Zager wished reporters would “take back the power” and worried that media conglomerates are squelching independent voices: “Community papers are the last bastions of real investigative journalism.”

Still, if Zager had her way, she would be writing for The Washington Post.

“I would feel sorry for the Congress if I get there,” she said. “I am plucky. I’m gutsy. People meet me, and they think I’m tough. I am, but I’m sensitive like every other woman.”

Like many Jewish women, Zager is searching for love and is no stranger to the world of JDate. When the telephone rang in her office, it was her date for Friday night, a suitor with a sense of humor. This man had not yet triggered her “jerk-dar,” what the reporter called her ability to detect a “bad man.”

Zager, who is divorced, is “an eternal optimist when it comes to love.”

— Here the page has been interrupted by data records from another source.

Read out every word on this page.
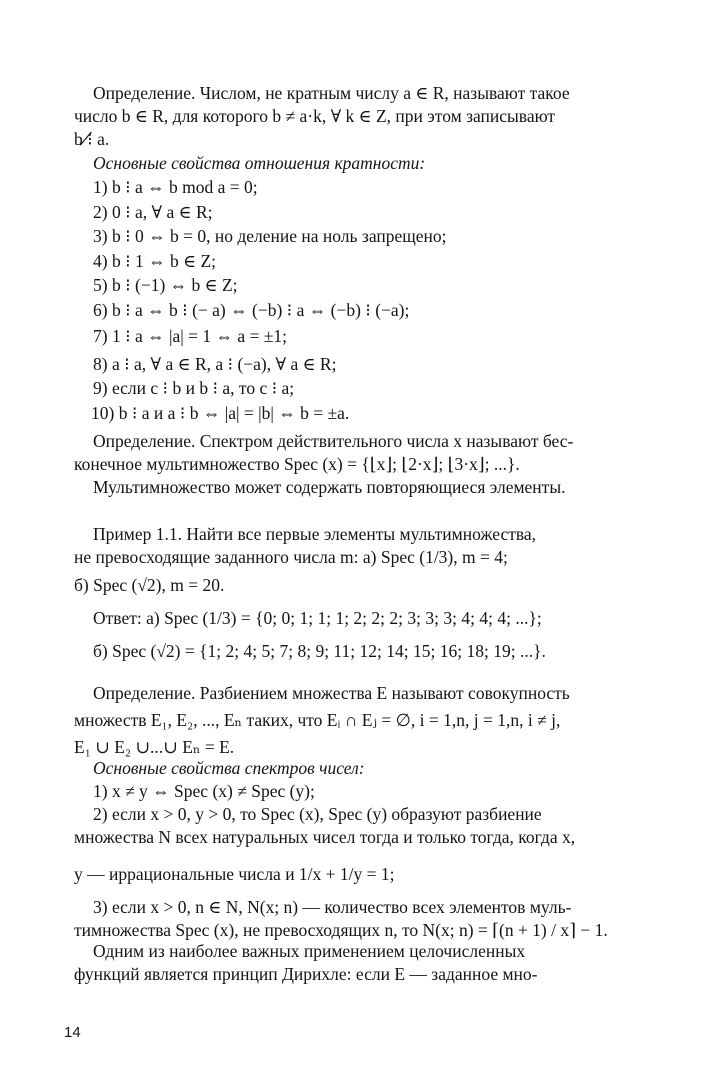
Определение. Числом, не кратным числу a ∈ R, называют такое
число b ∈ R, для которого b ≠ a·k, ∀ k ∈ Z, при этом записывают
b ⁝̸ a.
Основные свойства отношения кратности:
1) b ⁝ a ⇔ b mod a = 0;
2) 0 ⁝ a, ∀ a ∈ R;
3) b ⁝ 0 ⇔ b = 0, но деление на ноль запрещено;
4) b ⁝ 1 ⇔ b ∈ Z;
5) b ⁝ (−1) ⇔ b ∈ Z;
6) b ⁝ a ⇔ b ⁝ (− a) ⇔ (−b) ⁝ a ⇔ (−b) ⁝ (−a);
7) 1 ⁝ a ⇔ |a| = 1 ⇔ a = ±1;
8) a ⁝ a, ∀ a ∈ R, a ⁝ (−a), ∀ a ∈ R;
9) если c ⁝ b и b ⁝ a, то c ⁝ a;
10) b ⁝ a и a ⁝ b ⇔ |a| = |b| ⇔ b = ±a.
Определение. Спектром действительного числа x называют бес-
конечное мультимножество Spec (x) = {⌊x⌋; ⌊2·x⌋; ⌊3·x⌋; ...}.
Мультимножество может содержать повторяющиеся элементы.
Пример 1.1. Найти все первые элементы мультимножества,
не превосходящие заданного числа m: а) Spec (1/3), m = 4;
б) Spec (√2), m = 20.
Ответ: а) Spec (1/3) = {0; 0; 1; 1; 1; 2; 2; 2; 3; 3; 3; 4; 4; 4; ...};
б) Spec (√2) = {1; 2; 4; 5; 7; 8; 9; 11; 12; 14; 15; 16; 18; 19; ...}.
Определение. Разбиением множества E называют совокупность
множеств E₁, E₂, ..., Eₙ таких, что Eᵢ ∩ Eⱼ = ∅, i = 1,n, j = 1,n, i ≠ j,
E₁ ∪ E₂ ∪...∪ Eₙ = E.
Основные свойства спектров чисел:
1) x ≠ y ⇔ Spec (x) ≠ Spec (y);
2) если x > 0, y > 0, то Spec (x), Spec (y) образуют разбиение
множества N всех натуральных чисел тогда и только тогда, когда x,
y — иррациональные числа и 1/x + 1/y = 1;
3) если x > 0, n ∈ N, N(x; n) — количество всех элементов муль-
тимножества Spec (x), не превосходящих n, то N(x; n) = ⌈(n + 1) / x⌉ − 1.
Одним из наиболее важных применением целочисленных
функций является принцип Дирихле: если E — заданное мно-
14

The fashionista, who likes to make a statement (“When I’m in a New York state of mind, I’ll get into that Ivy League look, Ralph Lauren mode”), also loves to cook and is working on getting a chocolate cookbook she wrote published.

She also reads Philip Roth, because “you have to read before you can write.”

With so many books to read (and write), dishes to cook, clothes to buy and stories to chase, Zager has her hands full. She prays for the ability to handle it all: “I wake up every day and say, please God, let me multitask today.”